As a survivor of domestic violence, I lived my life like an immense secret, a colossal lie. I always put on a smile and made everything appear and sound great. No one ever knew the dark place that I really lived in. Judith J. wrote in an essay that “we need to share our truth and be true to ourselves.” I will share my truth in hopes of helping someone else.
There was no sunshine, no pretty flowers, no color. Just a dark place. I was good at pretending, and fooling people almost made me smile inside. I would walk away feeling a sense of satisfaction thinking to myself that this was the one thing I was good at. Pretending, no one ever knew…until my daughter was born. My Light.
When my daughter was born, my fear became even stronger. I had to protect her. I had to keep her safe. I shielded her as best as I could, but the reality of it was, she knew. She was growing up in it. A certain look from me told her to “run and hide.” Another look said “put a smile on.” Yet another look, “just don’t speak!” There were a million different looks, a million different secrets. We could communicate with our eyes, my daughter and I, we still can to this day.

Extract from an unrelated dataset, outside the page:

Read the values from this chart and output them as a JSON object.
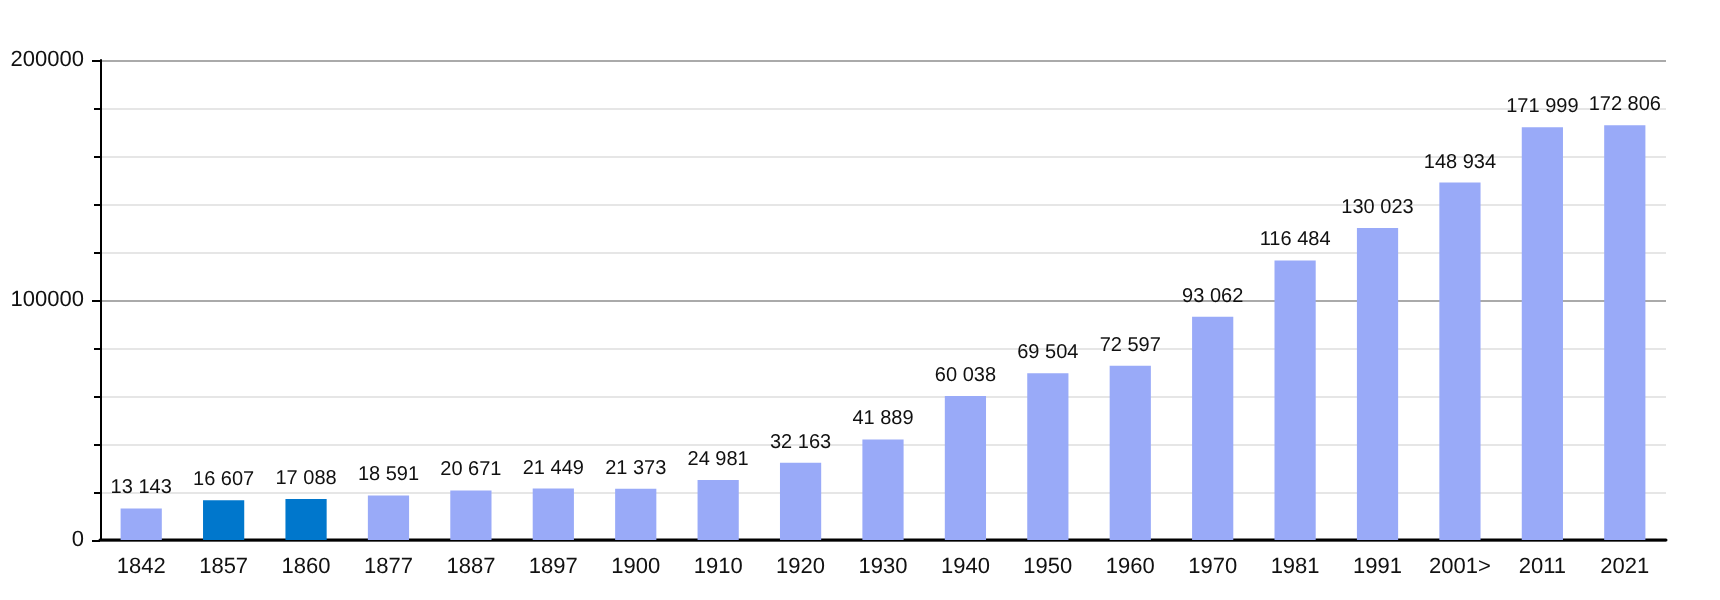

With the realization of what was happening to my daughter, I somehow found the strength and courage to do the hardest thing in my life, leave my abuser. Some would argue, what’s so hard about that!? Well, you have to be in that place to understand, but with the amazing love and support of my family, I did just that, I left.
For a long time, it still felt dark. I did not understand how to live without fear, but in time, something wonderful happened…I could breathe! The egg shells that I walked on for so long had disappeared, and I stood on solid ground . I was able to speak freely, without having to think first, I could spill my tea and just clean it up.
I found the sunshine, and all of the pretty flowers, and I discovered more colors than I ever knew existed. For the first time in my life, I began to live. I made friends, I set goals for myself, and I did not have to pretend anymore. I began to understand that I am worth something.
My whole life had been a disappointment. And disappointment was my friend. I knew him well and I was use to him. But I have since learned to “Carve a tunnel of hope through the dark mountain of disappointment.” As Martin Luther King Jr. so elegantly put it, and that is what I do now.
And so I will be strong, I will not be afraid, I will be independent, I will be a good role model, and I will not be a victim. I will succeed at whatever I do. Whether I succeed at finishing a puzzle, or I succeed at finishing my education…I will succeed, because I can, because I have to. I will succeed for My Light.
In the writings of Plato it is stated that writing is “not a recipe for memory, but for reminding.” I am reminded of this, the statistics from the Bureau of Justice say that on average, more than three women are murdered by their husbands or boyfriends in this country every day. I believe that we all have an inner strength. I believe that we all have the ability to accomplish our goals and ambitions. Some of us need some reminding of that, but I believe that we just need to learn how to believe in ourselves and find the light that will open our eyes to that truth.
And so I am brought to the phrase…There is a light at the end of the tunnel. A whole new life that is better than you ever imagined. What does that mean? Well, it could mean something different for everyone. It could mean a fabulous career, financial freedom, a big house. Or it could simply mean that you can breathe and spill your tea.
Some people get stuck in the tunnel and never make it out. I made it out, and the darkness is gone.